On 25 mar 2014, at 13:46, Dmitry Samersoff <[email protected]> wrote:
> Staffan,
>
> strtol() sets errno in two cases -
>
> ERANGE if supplied value is less then LONG_MIN or greater than LONG_MAX
> EINVAL if supplied base is not supported.
>
> if you pass probe == 'bla', strtol just return 0 and errno will not be
> set. So I'm not sure that check for errno has any value here.
>
> One of possible way to check that supplied value is convertible to long is
>
> char *eptr = probe;
> strtol(probe, (char **)&eptr, 10);
> if (eptr == probe) {
> // we can't convert supplied value
> return JNI_ERR;
> }
Yes, that will find problems when trying to convert something like ‘bla’. It
will not capture the case where the input string is a too large (or small)

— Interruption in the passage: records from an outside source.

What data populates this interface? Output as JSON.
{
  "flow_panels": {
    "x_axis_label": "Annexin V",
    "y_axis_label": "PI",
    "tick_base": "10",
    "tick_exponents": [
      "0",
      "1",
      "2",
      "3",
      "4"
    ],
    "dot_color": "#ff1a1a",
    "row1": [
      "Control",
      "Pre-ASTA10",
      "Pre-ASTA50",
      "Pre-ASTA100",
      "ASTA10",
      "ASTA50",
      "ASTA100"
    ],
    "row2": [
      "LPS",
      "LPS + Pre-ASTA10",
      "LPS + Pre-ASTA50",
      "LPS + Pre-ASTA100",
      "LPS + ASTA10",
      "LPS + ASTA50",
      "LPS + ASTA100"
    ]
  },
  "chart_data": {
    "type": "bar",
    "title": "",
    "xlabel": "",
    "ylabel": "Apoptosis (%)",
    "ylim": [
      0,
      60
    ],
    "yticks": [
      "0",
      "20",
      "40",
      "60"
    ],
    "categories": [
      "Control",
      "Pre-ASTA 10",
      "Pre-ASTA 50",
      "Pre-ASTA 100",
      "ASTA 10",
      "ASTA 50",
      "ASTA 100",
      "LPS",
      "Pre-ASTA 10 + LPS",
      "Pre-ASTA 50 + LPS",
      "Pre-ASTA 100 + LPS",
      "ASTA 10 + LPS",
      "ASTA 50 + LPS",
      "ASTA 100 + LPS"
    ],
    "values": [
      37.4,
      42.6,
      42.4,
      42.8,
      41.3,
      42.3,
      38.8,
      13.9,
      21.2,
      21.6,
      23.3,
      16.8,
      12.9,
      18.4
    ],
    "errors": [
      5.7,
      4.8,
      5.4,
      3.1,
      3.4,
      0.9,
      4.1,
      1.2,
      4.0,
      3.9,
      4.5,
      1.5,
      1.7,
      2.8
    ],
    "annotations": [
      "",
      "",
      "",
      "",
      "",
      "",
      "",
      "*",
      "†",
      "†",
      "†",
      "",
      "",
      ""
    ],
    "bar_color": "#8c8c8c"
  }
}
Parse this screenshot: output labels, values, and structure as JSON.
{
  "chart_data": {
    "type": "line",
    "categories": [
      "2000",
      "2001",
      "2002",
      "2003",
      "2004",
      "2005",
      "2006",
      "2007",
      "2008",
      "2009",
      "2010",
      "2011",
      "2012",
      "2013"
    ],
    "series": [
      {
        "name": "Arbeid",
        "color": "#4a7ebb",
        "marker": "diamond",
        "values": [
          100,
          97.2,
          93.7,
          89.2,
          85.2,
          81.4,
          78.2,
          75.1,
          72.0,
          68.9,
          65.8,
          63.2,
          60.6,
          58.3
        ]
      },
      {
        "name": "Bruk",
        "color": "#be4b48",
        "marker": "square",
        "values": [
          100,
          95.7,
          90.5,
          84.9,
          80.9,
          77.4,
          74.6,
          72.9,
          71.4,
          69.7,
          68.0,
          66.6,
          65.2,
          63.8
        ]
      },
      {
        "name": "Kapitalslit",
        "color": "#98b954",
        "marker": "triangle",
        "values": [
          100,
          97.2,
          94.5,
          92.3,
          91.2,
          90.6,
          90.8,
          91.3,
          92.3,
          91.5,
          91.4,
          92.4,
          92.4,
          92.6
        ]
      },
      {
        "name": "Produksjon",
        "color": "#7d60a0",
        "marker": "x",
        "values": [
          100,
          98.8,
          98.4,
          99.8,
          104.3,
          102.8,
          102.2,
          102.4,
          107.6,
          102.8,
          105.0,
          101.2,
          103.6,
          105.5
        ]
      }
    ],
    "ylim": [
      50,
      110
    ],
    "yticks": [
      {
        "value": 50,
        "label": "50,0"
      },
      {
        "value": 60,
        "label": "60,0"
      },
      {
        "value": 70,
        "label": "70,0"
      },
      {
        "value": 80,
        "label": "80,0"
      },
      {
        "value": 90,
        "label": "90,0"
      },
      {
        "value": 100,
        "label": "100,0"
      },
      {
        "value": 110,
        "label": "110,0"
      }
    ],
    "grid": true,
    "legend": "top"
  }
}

value (value < LONG_MIN or > LONG_MAX). To capture both cases it looks like we
need something like:
errno = 0;
char* end;
int probe_typess = (int) strtol(probe, &end, 10);
if (end == probe || errno) {
return JNI_ERR;
}
/Staffan
>
> -Dmitry
>
>
> On 2014-03-25 11:31, Staffan Larsen wrote:
>> attachListener_solaris.cpp calls atoi() and then checks errno to see if any
>> errors occurred. The problem is that atoi() does not set errno, so some old
>> value of errno is checked which sometimes causes the function to fail.
>>
>> The fix is to replace atoi() with strtol() which does set errno. But errno
>> is only set if an error occurred and not set to 0 in case of success. Thus,
>> I set errno to 0 before calling strtol() and check the value afterwards.
>>
>> Verified with a JPRT run.
>>
>> webrev: http://cr.openjdk.java.net/~sla/8038296/webrev.00/
>> bug: https://bugs.openjdk.java.net/browse/JDK-8038296
>>
>> Thanks,
>> /Staffan
>>
>
>
> --
> Dmitry Samersoff
> Oracle Java development team, Saint Petersburg, Russia
> * I would love to change the world, but they won't give me the sources.